To my mind, the dynamic the author portrays is the result of a tension created by the very nature of the case law on refusal to supply. This is the theory of harm with the most stringent legal requirements. As such, defendants have incentives to frame sanctioned/investigated conducts as refusals to supply whenever possible. Given the nature of the abuse of dominant cases, which predominantly focus on exclusionary practices, many such conducts can indeed be conceptualised as refusals to supply. This leads agencies and courts continuously to distinguish investigated conducts from refusals to supply – in effect, competition agencies have incentives to avoid such a categorisation, and the stringent legal standards that go with it.
Given this, debates about whether various unilateral practices amount to refusals to supply should be expected to continue. In effect, one can even present examples from just the few months since this article was published. In September, AG Saugmandsgaard held, in Slovak Telekom, that the Bronner criteria should only apply to naked refusals to supply, and not to negotiated contractual terms that might be said to amount to implicit refusals to supply. More recently, in November, the General Court held in its Baltic Rail judgment that, if one were to assume that the infringement amounted to a refusal to supply (which the court deemed unnecessary), the Commission did not need to establish indispensability since the defendant was subject to a legal duty to provide access to the rail infrastructure. It is precisely due to this expansive nature of discussions about whether new unilateral practices amount to refusals to supply that one should be particularly careful in distinguishing between true exceptions to the refusal to supply doctrine, and practices with more spurious connections. It is here – and despite my appreciation for the author’s ability to devise insightful analytical categories – that I had some reservations. In particular, I think the categories adopted may be too broad. For example, most competition lawyers would be surprised to find that withdrawing a market authorisation, typically an element of product hopping, is in reality a form of refusal to supply.
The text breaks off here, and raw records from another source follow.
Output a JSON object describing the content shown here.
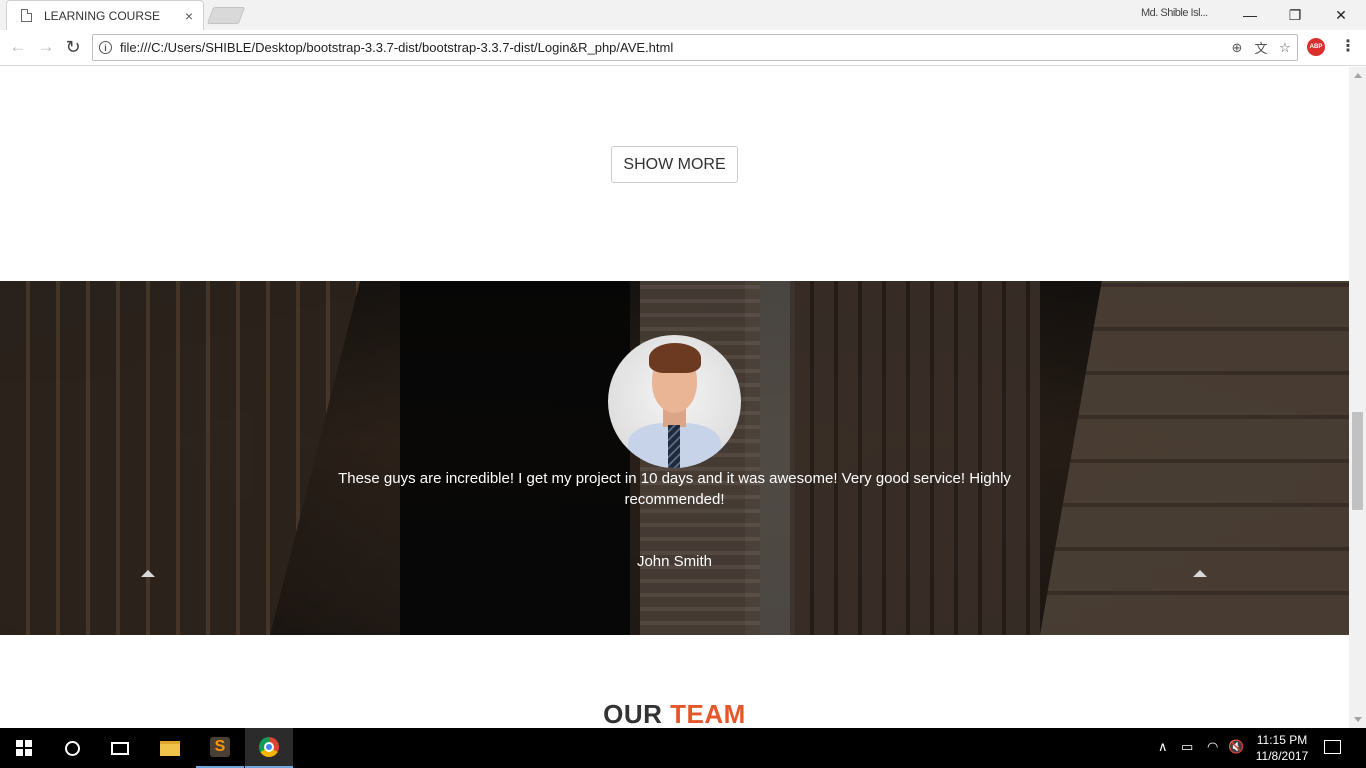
{
  "browser": {
    "tab_title": "LEARNING COURSE",
    "tab_close": "×",
    "profile_name": "Md. Shible Isl...",
    "url": "file:///C:/Users/SHIBLE/Desktop/bootstrap-3.3.7-dist/bootstrap-3.3.7-dist/Login&R_php/AVE.html",
    "window_controls": {
      "minimize": "—",
      "restore": "❐",
      "close": "✕"
    },
    "nav": {
      "back": "←",
      "forward": "→",
      "reload": "↻"
    },
    "omnibox_icons": {
      "zoom": "⊕",
      "translate": "文",
      "bookmark": "☆"
    },
    "extension_abp": "ABP",
    "menu": "⋮"
  },
  "page": {
    "show_more_label": "SHOW MORE",
    "testimonial": {
      "quote": "These guys are incredible! I get my project in 10 days and it was awesome! Very good service! Highly recommended!",
      "author": "John Smith"
    },
    "team_heading": {
      "part1": "OUR",
      "part2": "TEAM"
    }
  },
  "taskbar": {
    "sublime_glyph": "S",
    "tray": {
      "up": "∧",
      "battery": "▭",
      "wifi": "◠",
      "volume": "🔇"
    },
    "clock": {
      "time": "11:15 PM",
      "date": "11/8/2017"
    }
  },
  "colors": {
    "accent": "#e5562b",
    "taskbar": "#000000"
  }
}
In effect, I had the impression that most cases falling within the ‘flagrant refusals to supply’ category would more naturally fit in other types of abusive practices. Likewise, I would have liked the distinction between ‘constructive refusals to supply’ and related practices to have been more clearly delineated, since this is likely to be the area most important to determining the effect scope of the ‘indispensability’ criterion.